Gilbert's syndrome is a phenotypic effect, characterized by mild jaundice due to increased unconjugated bilirubin, that arises from several different genotypic variants of the gene for the enzyme responsible for changing bilirubin to the conjugated form.
Gilbert's syndrome is characterized by a 70–80% reduction in the glucuronidation activity of the enzyme, uridine-diphosphate-glucuronosyltransferase isoform 1A1 (UDP-glucuronosyltransferase 1A1, or UGT1A1). The UGT1A1 gene is located on human chromosome 2.
There are more than 100 variants of the UGT1A1 gene, designated as UGT1A1*n (where n is the general chronological order of discovery), either of the gene itself or of its promoter region. The UGT1A1 gene is associated with a TATA box promoter region ; this region most commonly contains the genetic sequence A(TA6)TAA; this variant accounts for about 50% of alleles in many populations. There are, however, several allelic polymorphic variants of this region, the most common of which results from adding another dinucleotide repeat TA to the promoter region, resulting in A(TA7)TAA, which is called UGT1A1*28; this common variant accounts for about 40% of alleles in some populations, but is seen less often, approximately 3% of alleles, in southeast and east Asian people and Pacific Islanders.
In most populations, Gilbert's syndrome is most commonly associated with homozygous A(TA7)TAA alleles.

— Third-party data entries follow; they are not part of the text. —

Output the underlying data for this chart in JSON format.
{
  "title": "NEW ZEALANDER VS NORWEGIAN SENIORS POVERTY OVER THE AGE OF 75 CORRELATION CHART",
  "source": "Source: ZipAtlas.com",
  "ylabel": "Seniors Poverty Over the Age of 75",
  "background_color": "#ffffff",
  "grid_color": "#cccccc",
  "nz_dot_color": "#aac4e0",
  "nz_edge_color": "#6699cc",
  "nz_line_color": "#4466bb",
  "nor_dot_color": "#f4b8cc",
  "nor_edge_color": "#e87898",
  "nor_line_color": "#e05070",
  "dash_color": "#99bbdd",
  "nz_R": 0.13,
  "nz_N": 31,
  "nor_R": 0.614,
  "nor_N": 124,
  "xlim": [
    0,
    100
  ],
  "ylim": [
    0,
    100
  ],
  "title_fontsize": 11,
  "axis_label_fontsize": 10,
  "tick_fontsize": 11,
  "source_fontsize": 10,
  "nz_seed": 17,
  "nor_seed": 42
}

In 94% of GS cases, two other glucuronosyltransferase enzymes, UGT1A6 (rendered 50% inactive) and UGT1A7 (rendered 83% ineffective), are also affected.

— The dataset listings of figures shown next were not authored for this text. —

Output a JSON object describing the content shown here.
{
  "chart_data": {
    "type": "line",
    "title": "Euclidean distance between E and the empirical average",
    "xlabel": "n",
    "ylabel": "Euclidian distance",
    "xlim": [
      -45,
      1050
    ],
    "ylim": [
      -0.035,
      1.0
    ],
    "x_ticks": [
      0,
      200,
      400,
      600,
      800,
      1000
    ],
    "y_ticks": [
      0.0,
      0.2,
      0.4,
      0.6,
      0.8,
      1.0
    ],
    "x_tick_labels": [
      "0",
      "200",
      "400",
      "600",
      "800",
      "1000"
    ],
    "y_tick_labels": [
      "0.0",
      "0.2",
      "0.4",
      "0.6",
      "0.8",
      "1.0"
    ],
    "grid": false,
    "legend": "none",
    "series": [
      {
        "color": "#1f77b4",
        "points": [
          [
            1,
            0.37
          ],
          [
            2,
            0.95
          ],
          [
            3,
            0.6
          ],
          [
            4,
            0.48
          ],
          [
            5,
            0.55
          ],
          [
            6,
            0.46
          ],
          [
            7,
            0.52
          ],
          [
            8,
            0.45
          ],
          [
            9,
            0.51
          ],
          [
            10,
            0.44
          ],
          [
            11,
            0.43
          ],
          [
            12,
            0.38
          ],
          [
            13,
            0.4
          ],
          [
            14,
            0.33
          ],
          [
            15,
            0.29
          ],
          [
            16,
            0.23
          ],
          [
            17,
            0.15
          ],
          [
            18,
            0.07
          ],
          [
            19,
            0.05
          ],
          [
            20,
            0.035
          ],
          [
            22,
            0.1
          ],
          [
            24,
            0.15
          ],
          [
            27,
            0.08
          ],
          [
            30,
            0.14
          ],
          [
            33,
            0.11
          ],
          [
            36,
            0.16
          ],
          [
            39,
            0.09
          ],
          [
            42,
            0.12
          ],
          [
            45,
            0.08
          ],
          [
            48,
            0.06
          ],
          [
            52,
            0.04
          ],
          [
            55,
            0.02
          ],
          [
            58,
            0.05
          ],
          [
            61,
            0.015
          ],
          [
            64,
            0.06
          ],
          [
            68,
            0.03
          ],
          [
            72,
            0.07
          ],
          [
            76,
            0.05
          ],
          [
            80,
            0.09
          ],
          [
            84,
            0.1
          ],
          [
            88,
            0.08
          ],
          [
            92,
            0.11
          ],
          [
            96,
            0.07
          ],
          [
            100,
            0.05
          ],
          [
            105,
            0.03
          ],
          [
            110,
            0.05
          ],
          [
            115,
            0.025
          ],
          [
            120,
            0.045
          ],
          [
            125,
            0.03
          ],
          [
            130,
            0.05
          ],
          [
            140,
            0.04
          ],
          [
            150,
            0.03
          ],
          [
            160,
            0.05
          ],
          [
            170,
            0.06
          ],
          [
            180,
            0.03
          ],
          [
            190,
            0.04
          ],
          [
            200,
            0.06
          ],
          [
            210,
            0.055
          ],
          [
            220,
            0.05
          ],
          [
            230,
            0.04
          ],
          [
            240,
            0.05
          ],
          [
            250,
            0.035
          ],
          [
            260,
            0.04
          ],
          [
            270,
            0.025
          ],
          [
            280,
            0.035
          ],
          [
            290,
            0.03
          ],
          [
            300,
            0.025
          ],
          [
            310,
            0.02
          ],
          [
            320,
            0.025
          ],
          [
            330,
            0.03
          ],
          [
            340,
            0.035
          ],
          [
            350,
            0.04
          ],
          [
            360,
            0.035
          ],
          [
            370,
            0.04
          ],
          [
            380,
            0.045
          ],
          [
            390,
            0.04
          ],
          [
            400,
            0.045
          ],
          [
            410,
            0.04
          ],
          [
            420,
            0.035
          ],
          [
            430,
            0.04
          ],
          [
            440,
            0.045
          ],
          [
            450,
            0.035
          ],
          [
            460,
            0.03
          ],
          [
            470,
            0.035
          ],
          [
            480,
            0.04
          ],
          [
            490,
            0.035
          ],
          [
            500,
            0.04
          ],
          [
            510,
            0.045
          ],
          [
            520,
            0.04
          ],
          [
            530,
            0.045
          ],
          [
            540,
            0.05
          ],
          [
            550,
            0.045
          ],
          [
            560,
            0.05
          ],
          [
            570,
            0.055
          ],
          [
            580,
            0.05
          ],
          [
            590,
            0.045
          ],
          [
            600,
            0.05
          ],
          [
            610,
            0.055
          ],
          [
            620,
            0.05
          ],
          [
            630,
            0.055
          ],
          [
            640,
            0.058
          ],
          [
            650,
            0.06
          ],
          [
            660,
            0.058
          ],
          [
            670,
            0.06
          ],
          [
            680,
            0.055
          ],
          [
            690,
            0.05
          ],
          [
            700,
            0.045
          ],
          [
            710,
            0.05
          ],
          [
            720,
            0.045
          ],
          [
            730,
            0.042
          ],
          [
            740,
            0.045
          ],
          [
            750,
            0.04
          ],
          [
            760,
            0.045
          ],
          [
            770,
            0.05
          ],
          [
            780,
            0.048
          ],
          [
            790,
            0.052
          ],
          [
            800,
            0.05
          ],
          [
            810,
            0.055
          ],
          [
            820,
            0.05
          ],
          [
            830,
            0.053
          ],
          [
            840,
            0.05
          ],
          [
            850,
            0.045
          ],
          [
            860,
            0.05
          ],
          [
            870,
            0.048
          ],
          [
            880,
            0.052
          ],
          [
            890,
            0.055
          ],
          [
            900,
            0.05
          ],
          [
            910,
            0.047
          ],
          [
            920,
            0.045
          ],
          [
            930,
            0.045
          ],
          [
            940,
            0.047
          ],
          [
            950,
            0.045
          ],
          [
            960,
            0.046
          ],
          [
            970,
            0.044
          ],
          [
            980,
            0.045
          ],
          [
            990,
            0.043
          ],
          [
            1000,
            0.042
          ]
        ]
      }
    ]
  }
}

However, Gilbert's syndrome can arise without TATA box promoter polymorphic mutations; in some populations, particularly healthy southeast and east Asians, Gilbert's syndrome is more often a consequence of heterozygote missense mutations (such as Gly71Arg also known as UGT1A1*6, Tyr486Asp also known as UGT1A1*7, Pro364Leu also known as UGT1A1*73) in the actual gene coding region, which may be associated with significantly higher bilirubin levels.
Because of its effects on drug and bilirubin breakdown and because of its genetic inheritance, Gilbert's syndrome can be classed as a minor inborn error of metabolism.

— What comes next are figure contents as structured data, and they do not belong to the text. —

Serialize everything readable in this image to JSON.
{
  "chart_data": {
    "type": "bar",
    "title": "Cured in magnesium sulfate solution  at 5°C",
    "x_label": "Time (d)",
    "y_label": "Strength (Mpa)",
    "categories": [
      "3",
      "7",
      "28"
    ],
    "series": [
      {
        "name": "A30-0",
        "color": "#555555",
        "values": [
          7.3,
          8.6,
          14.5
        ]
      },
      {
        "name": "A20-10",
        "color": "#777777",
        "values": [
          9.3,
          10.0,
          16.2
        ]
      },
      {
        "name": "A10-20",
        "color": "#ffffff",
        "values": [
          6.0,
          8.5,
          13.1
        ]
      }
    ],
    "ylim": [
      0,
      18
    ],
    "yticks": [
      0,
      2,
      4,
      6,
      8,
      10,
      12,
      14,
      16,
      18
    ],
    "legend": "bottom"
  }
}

People with GS predominantly have elevated unconjugated bilirubin, while conjugated bilirubin is usually within the normal range and is less than 20% of the total. Levels of bilirubin in GS patients are reported to be from 20 μM to 90 μM (1.2 to 5.3 mg/dL) compared to the normal amount of < 20 μM. GS patients will have a ratio of unconjugated/conjugated (indirect/direct) bilirubin that is commensurately higher than those without GS.
The level of total bilirubin is often further increased if the blood sample is taken after fasting for two days, and a fast can therefore be useful diagnostically. A further conceptual step that is rarely necessary or appropriate is to give a low dose of phenobarbital: the bilirubin will decrease substantially.
There are also tests that detect DNA mutations of UGT1A1 by polymerase chain reaction or DNA fragment sequencing.
While Gilbert's syndrome is considered harmless, it is clinically important because it may give rise to a concern about a blood or liver condition, which could be more dangerous. However, these conditions have additional indicators:
Gilbert's syndrome usually does not need any treatment.
Gilbert's syndrome was first described by French gastroenterologist Augustin Nicolas Gilbert and co-workers in 1901. In German literature, it is commonly associated with Jens Einar Meulengracht.